The Query
Within TypeScript, utilizing the keyword extends allows for asserting a generic parameter as a 'subtype' of another type. For example:
// class Base {}
// class Child extends Base {}
// edited:
class Base { a = 1 }
class Child extends Base { b = 2 } // Child is considered a subclass of Base
class Test {
// assert T as a subtype of Base
hello<T extends Base>() { ... }
}
new Test().hello<Child>();
However, how can we assert a generic parameter to be a 'supertype' of another type? For instance:
class Test2 {
// HERE, how do we ensure T is a superclass of Child
hello<T ??? Child>() { ... }
}
new Test2().hello<Base>();
Scenario
// class Actions<T = unknown> {
// edited:
class Actions<T = never> {
execs: (() => T)[]
append(exec: () => T) {
this.execs.push(exec)
return this;
}
// HERE, how do we guarantee NewT is a superclass of T?
setT<NewT ??? T>() {
return this as Actions<NewT>;
}
}
// in order for the following to function
new Actions()
.setT<Child>()
.append(() => new Child())
// up until this point, all executions should produce instances of Child
// after this point, all executions should generate instances of Base
.setT<Base>()
.append(() => new Base())
.execs.map(e => e()) // => Base[]
If we attempt to utilize extends as follows:
setT<NewT extends T>() {
return this as Actions<NewT>;
}
An error occurs:
Conversion of type 'this' to type 'Actions<NewT>' may be a mistake because neither type sufficiently overlaps with the other. If this was intentional, convert the expression to 'unknown' first.

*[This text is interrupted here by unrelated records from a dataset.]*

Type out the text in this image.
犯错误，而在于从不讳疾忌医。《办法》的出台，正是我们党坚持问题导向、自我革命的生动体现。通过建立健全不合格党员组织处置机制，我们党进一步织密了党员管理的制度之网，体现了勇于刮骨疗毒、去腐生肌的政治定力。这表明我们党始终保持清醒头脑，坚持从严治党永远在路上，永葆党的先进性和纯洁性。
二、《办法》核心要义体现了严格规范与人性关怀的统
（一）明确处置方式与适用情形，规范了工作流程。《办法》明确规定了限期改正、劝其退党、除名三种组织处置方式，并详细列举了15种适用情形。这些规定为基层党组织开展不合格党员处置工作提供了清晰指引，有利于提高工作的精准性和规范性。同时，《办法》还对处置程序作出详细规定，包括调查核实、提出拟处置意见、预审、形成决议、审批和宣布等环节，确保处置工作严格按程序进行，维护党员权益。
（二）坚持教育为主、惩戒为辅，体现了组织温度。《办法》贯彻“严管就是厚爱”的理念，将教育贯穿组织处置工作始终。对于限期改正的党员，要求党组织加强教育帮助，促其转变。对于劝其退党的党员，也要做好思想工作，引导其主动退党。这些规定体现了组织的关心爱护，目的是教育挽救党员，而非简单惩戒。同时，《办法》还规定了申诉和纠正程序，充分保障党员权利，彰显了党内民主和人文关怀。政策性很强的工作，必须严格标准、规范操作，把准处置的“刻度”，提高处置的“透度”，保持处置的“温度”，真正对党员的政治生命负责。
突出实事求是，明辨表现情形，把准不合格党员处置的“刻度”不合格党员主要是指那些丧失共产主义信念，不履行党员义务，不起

Type 'Actions<T>' is not comparable to type 'Actions<NewT>'.
Type 'T' is not comparable to type 'NewT'.
'NewT' could be instantiated with an arbitrary type which could be unrelated to 'T'.ts(2352)
While using unknown can transform the return type, it limits expressing the desired type constraint within the function signature for setT.